During the winter of 1945, the Ghost Army deployed across Belgium, France, Luxembourg, and Germany in a series of missions. Tragically on March 12, 1945, while impersonating the U.S. 80th Infantry Division in Operation Bouzonville near the Saar, their tactics proved too real for the Germans who fired upon them, killing two and injuring fifteen.
Operation Viersen fake supply depot near Anrath, Germany (Credit: Ghost Army Legacy Project)
The Ghost Army’s final mission (Operation Viersen) proved to be one of the largest and most dramatic of their wartime operations. In March 1945, as the Ninth U.S. Army (30th and 79th Divisions) prepared to cross the Rhine near Wesel, the Ghost Army needed to convince the Germans that this crossing would take place 15 kilometers to the south between Duisburg and Düsseldorf.

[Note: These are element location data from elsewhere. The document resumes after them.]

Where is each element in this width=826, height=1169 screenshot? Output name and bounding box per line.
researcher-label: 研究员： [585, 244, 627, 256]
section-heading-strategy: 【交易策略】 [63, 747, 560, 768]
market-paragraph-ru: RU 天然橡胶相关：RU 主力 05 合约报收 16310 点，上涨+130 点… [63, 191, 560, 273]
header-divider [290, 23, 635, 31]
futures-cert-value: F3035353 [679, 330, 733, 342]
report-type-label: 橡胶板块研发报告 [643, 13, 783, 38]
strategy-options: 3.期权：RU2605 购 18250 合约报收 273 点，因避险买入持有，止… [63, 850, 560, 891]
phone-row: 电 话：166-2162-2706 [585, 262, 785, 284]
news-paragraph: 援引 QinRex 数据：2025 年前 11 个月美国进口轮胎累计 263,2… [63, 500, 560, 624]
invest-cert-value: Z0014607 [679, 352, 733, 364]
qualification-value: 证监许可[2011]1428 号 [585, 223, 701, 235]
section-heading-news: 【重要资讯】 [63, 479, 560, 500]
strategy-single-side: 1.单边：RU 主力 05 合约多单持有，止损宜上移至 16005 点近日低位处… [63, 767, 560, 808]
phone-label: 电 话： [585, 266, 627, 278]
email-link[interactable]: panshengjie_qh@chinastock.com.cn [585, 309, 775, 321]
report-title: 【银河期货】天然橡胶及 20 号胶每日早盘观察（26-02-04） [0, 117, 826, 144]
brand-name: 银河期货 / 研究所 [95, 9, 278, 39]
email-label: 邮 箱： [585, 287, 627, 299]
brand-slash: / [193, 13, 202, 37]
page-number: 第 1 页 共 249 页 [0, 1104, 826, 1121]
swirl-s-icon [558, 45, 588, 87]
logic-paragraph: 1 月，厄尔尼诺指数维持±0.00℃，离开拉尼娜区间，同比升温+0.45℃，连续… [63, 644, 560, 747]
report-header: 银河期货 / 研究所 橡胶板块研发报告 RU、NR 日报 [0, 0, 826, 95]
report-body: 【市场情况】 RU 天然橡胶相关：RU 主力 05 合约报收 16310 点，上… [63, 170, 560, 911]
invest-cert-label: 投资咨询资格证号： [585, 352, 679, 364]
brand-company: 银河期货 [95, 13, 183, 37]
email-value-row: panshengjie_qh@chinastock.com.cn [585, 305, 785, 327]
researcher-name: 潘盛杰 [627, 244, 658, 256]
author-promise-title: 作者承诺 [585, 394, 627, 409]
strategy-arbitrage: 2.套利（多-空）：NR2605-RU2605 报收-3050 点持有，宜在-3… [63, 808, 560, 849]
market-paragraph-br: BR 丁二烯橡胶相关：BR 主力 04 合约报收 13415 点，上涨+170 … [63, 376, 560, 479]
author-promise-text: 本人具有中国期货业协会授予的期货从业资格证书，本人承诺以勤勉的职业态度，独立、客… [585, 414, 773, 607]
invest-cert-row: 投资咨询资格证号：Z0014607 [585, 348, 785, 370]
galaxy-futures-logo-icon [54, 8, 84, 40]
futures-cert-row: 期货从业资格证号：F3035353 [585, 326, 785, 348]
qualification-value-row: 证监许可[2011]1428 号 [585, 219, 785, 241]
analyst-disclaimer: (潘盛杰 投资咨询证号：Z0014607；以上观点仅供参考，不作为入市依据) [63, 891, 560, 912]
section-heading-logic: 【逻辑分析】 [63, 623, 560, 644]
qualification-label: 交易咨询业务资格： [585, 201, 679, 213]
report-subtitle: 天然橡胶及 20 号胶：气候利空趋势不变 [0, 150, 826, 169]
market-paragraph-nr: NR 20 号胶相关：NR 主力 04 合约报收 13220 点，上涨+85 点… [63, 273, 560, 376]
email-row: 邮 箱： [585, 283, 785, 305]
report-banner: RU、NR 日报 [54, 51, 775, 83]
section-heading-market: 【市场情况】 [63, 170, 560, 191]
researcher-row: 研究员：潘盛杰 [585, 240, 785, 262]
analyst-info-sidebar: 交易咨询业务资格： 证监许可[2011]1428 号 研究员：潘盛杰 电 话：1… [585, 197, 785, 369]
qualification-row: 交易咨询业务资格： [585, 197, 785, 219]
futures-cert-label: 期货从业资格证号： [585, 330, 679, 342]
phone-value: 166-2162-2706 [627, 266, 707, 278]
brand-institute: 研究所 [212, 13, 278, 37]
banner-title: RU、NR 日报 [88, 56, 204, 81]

By far the most intricate decoy yet, the Ghost Army deployed hundreds of inflatables and real vehicles around the towns of Anrath and Dulken. They transformed forests into decoy vehicle staging areas with fake repair depots. They constructed several landing strips complete with fake L-5 planes.
As the Ninth U.S. Army moved into positions further north, they ceased radio operations as the Signal Company Special took over the broadcast to trick any listening Germans. The assembled sonic trucks played the recordings of soldiers moving equipment and assembling the pontoon bridges for the Rhine crossing.
The Ninth U.S.Army finally made their crucial crossing of the Rhine on March 24, 1945 where they encountered a disorganized German defensive and experienced very few casualties proving the Ghost Army’s decoy mission a success.
Following the war, many of the Ghost Army went on to become successful artists, notably minimalist painter Ellsworth Kelly and fashion designer Bill Blass. The successes of the Ghost Army remained secret for many years during the Cold War for fear that the Americans would need such techniques in a future conflict. It was not until 1996 that the U.S. government declassified the Ghost Army’s history and the ingenuity of these 1100 men became known to the world.
In 2018, the first historical marker dedicated to the Ghost Army was erected outside the commune of Bettembourg in Luxembourg, commemorating Operation Bettembourg.